The story of The Post is one that is largely fascinating, but as a film it is a story that falls prey to many of the pitfalls involved in exploring true stories that everyone already knows. It has to find a way to make things more interesting than a documentary, and when the characters aren’t quite involved exactly, it’s easy to get bogged down in the statements we hope to put forward.
In this case, the story involves Kay Graham (Meryl Streep), who runs The Washington Post following the death of her husband, and her decision to publish leaked documents that show the government had been purposely deceiving the public. This sets the stage for larger examinations on many fronts, including the problematic situation Graham finds herself in as a woman in a role that has her constantly questioned by her peers, subordinates, and random passersby. These are indeed worthy trials to focus on, and coupled with the governmental misdeeds there is a lot of story to work with when laying out the facts.
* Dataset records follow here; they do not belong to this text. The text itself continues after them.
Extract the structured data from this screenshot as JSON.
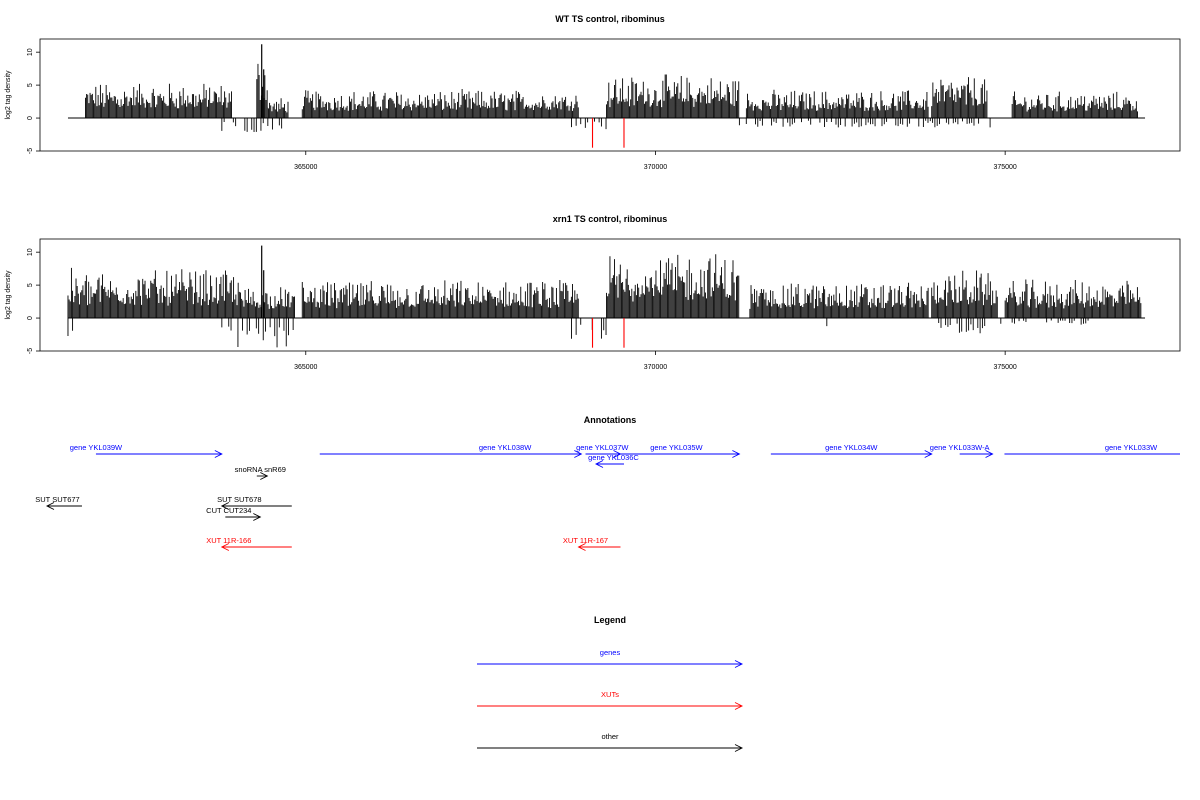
{
  "chart_data": [
    {
      "type": "bar",
      "title": "WT TS control, ribominus",
      "ylabel": "log2 tag density",
      "xlabel": "",
      "xlim": [
        361200,
        377500
      ],
      "ylim": [
        -5,
        12
      ],
      "x_ticks": [
        365000,
        370000,
        375000
      ],
      "y_ticks": [
        -5,
        0,
        5,
        10
      ],
      "x_tick_labels": [
        "365000",
        "370000",
        "375000"
      ],
      "y_tick_labels": [
        "-5",
        "0",
        "5",
        "10"
      ],
      "baseline": [
        361600,
        377000
      ],
      "highlight_color": "#ff0000",
      "highlight_positions": [
        369100,
        369550
      ],
      "highlight_values": [
        -4.5,
        -4.5
      ],
      "positive_segments": [
        {
          "start": 361850,
          "end": 363950,
          "level": 3.8
        },
        {
          "start": 364300,
          "end": 364450,
          "level": 7.0
        },
        {
          "start": 364450,
          "end": 364750,
          "level": 2.2
        },
        {
          "start": 364950,
          "end": 368900,
          "level": 3.0
        },
        {
          "start": 369300,
          "end": 371200,
          "level": 4.6
        },
        {
          "start": 371300,
          "end": 373900,
          "level": 3.0
        },
        {
          "start": 373950,
          "end": 374750,
          "level": 4.5
        },
        {
          "start": 375100,
          "end": 376900,
          "level": 2.8
        }
      ],
      "peak_values": [
        {
          "x": 364370,
          "value": 11.2
        }
      ],
      "negative_segments": [
        {
          "start": 363800,
          "end": 364700,
          "level": -2.0
        },
        {
          "start": 368800,
          "end": 369300,
          "level": -1.6
        },
        {
          "start": 371200,
          "end": 374800,
          "level": -1.3
        }
      ]
    },
    {
      "type": "bar",
      "title": "xrn1 TS control, ribominus",
      "ylabel": "log2 tag density",
      "xlabel": "",
      "xlim": [
        361200,
        377500
      ],
      "ylim": [
        -5,
        12
      ],
      "x_ticks": [
        365000,
        370000,
        375000
      ],
      "y_ticks": [
        -5,
        0,
        5,
        10
      ],
      "x_tick_labels": [
        "365000",
        "370000",
        "375000"
      ],
      "y_tick_labels": [
        "-5",
        "0",
        "5",
        "10"
      ],
      "baseline": [
        361600,
        377000
      ],
      "highlight_color": "#ff0000",
      "highlight_positions": [
        369100,
        369550
      ],
      "highlight_values": [
        -4.5,
        -4.5
      ],
      "positive_segments": [
        {
          "start": 361600,
          "end": 364050,
          "level": 5.2
        },
        {
          "start": 364050,
          "end": 364850,
          "level": 3.5
        },
        {
          "start": 364950,
          "end": 368900,
          "level": 4.0
        },
        {
          "start": 369300,
          "end": 371200,
          "level": 7.0
        },
        {
          "start": 371350,
          "end": 373900,
          "level": 3.8
        },
        {
          "start": 373950,
          "end": 374900,
          "level": 5.0
        },
        {
          "start": 375000,
          "end": 376950,
          "level": 4.0
        }
      ],
      "peak_values": [
        {
          "x": 364370,
          "value": 11.0
        }
      ],
      "negative_segments": [
        {
          "start": 361600,
          "end": 361700,
          "level": -3.0
        },
        {
          "start": 363800,
          "end": 364850,
          "level": -4.2
        },
        {
          "start": 368800,
          "end": 369300,
          "level": -3.0
        },
        {
          "start": 372450,
          "end": 372500,
          "level": -2.3
        },
        {
          "start": 374050,
          "end": 374950,
          "level": -2.5
        },
        {
          "start": 375100,
          "end": 376300,
          "level": -1.0
        }
      ]
    }
  ],
  "annotations": {
    "title": "Annotations",
    "features": [
      {
        "label": "gene YKL039W",
        "color": "#0000ff",
        "strand": "+",
        "start": 362000,
        "end": 363800,
        "row": 0,
        "label_x": 362000
      },
      {
        "label": "gene YKL038W",
        "color": "#0000ff",
        "strand": "+",
        "start": 365200,
        "end": 368940,
        "row": 0,
        "label_x": 367850
      },
      {
        "label": "gene YKL037W",
        "color": "#0000ff",
        "strand": "+",
        "start": 369000,
        "end": 369500,
        "row": 0,
        "label_x": 369240
      },
      {
        "label": "gene YKL035W",
        "color": "#0000ff",
        "strand": "+",
        "start": 369500,
        "end": 371200,
        "row": 0,
        "label_x": 370300
      },
      {
        "label": "gene YKL036C",
        "color": "#0000ff",
        "strand": "-",
        "start": 369150,
        "end": 369550,
        "row": 1,
        "label_x": 369400
      },
      {
        "label": "gene YKL034W",
        "color": "#0000ff",
        "strand": "+",
        "start": 371650,
        "end": 373950,
        "row": 0,
        "label_x": 372800
      },
      {
        "label": "gene YKL033W-A",
        "color": "#0000ff",
        "strand": "+",
        "start": 374350,
        "end": 374820,
        "row": 0,
        "label_x": 374350
      },
      {
        "label": "gene YKL033W",
        "color": "#0000ff",
        "strand": "+",
        "start": 374990,
        "end": 377550,
        "row": 0,
        "label_x": 376800
      },
      {
        "label": "snoRNA snR69",
        "color": "#000000",
        "strand": "+",
        "start": 364300,
        "end": 364450,
        "row": 2,
        "label_x": 364350
      },
      {
        "label": "SUT SUT677",
        "color": "#000000",
        "strand": "-",
        "start": 361300,
        "end": 361800,
        "row": 3,
        "label_x": 361450
      },
      {
        "label": "SUT SUT678",
        "color": "#000000",
        "strand": "-",
        "start": 363800,
        "end": 364800,
        "row": 3,
        "label_x": 364050
      },
      {
        "label": "CUT CUT234",
        "color": "#000000",
        "strand": "+",
        "start": 363850,
        "end": 364350,
        "row": 4,
        "label_x": 363900
      },
      {
        "label": "XUT 11R-166",
        "color": "#ff0000",
        "strand": "-",
        "start": 363800,
        "end": 364800,
        "row": 5,
        "label_x": 363900
      },
      {
        "label": "XUT 11R-167",
        "color": "#ff0000",
        "strand": "-",
        "start": 368900,
        "end": 369500,
        "row": 5,
        "label_x": 369000
      }
    ]
  },
  "legend": {
    "title": "Legend",
    "items": [
      {
        "label": "genes",
        "color": "#0000ff"
      },
      {
        "label": "XUTs",
        "color": "#ff0000"
      },
      {
        "label": "other",
        "color": "#000000"
      }
    ]
  }
}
The problem is that the facts are both interesting and fantastically boring. A cursory summary of events is actually all anyone wants to know, and for good reason. The inside scoop of how we got the inside scoop, in this case, has no more gravity than simply mentioning that we got the inside scoop. The weight of potential business suicide, and theoretical jail time, is as diffused by the overwhelming impression that Graham’s husband would have done it in a second as it is hopelessly propped up by overlong scenes in which Graham all but bites her fingernails.
As the film plays through the course of events, it’s best moments seem almost accidental. Much like Spielberg’s fairly goofy War Horse, and directly counter to his overlooked Bridge of Spies, what the film pays the most attention to becomes boring by way of flamboyance and repetition, and the moments it is forced into to move the story manage to win out by relying on the simplicity and honesty of their situations. The result is that Bob Odenkirk‘s minor character steals the show over Streep and Tom Hanks, who give decent performances but clearly struggle to connect with the syrupy dramatization of events already drowning in actual drama.
Worst of all, the film seems to be devoid of confidence in its audience, including several scenes that exist for no reason other than to have Graham doubt herself yet again, or to have editor Ben Bradlee (Tom Hanks) shake his fist at the sky, yet again.
Still, Spielberg combined with this cast is only going to go so wrong, and even with a screenplay that overly holds onto eighth-grade essay formulae (tell us what you’re going to tell us, tell us, tell us what you told us) there is still a lot to keep you invested enough to be entertained. It’s a cast that doesn’t need much to pull an audience in, and the look at the inner workings of a paper during the era has a lot of value no matter what the story. It would have been nice if the screenplay spent more time dissecting than it did preaching, but it has its moments.
The new go to as the exception that proves the rule, this trip to the plug-and-play well of award hopefuls is still a good movie, but falls miles short of what it could have been.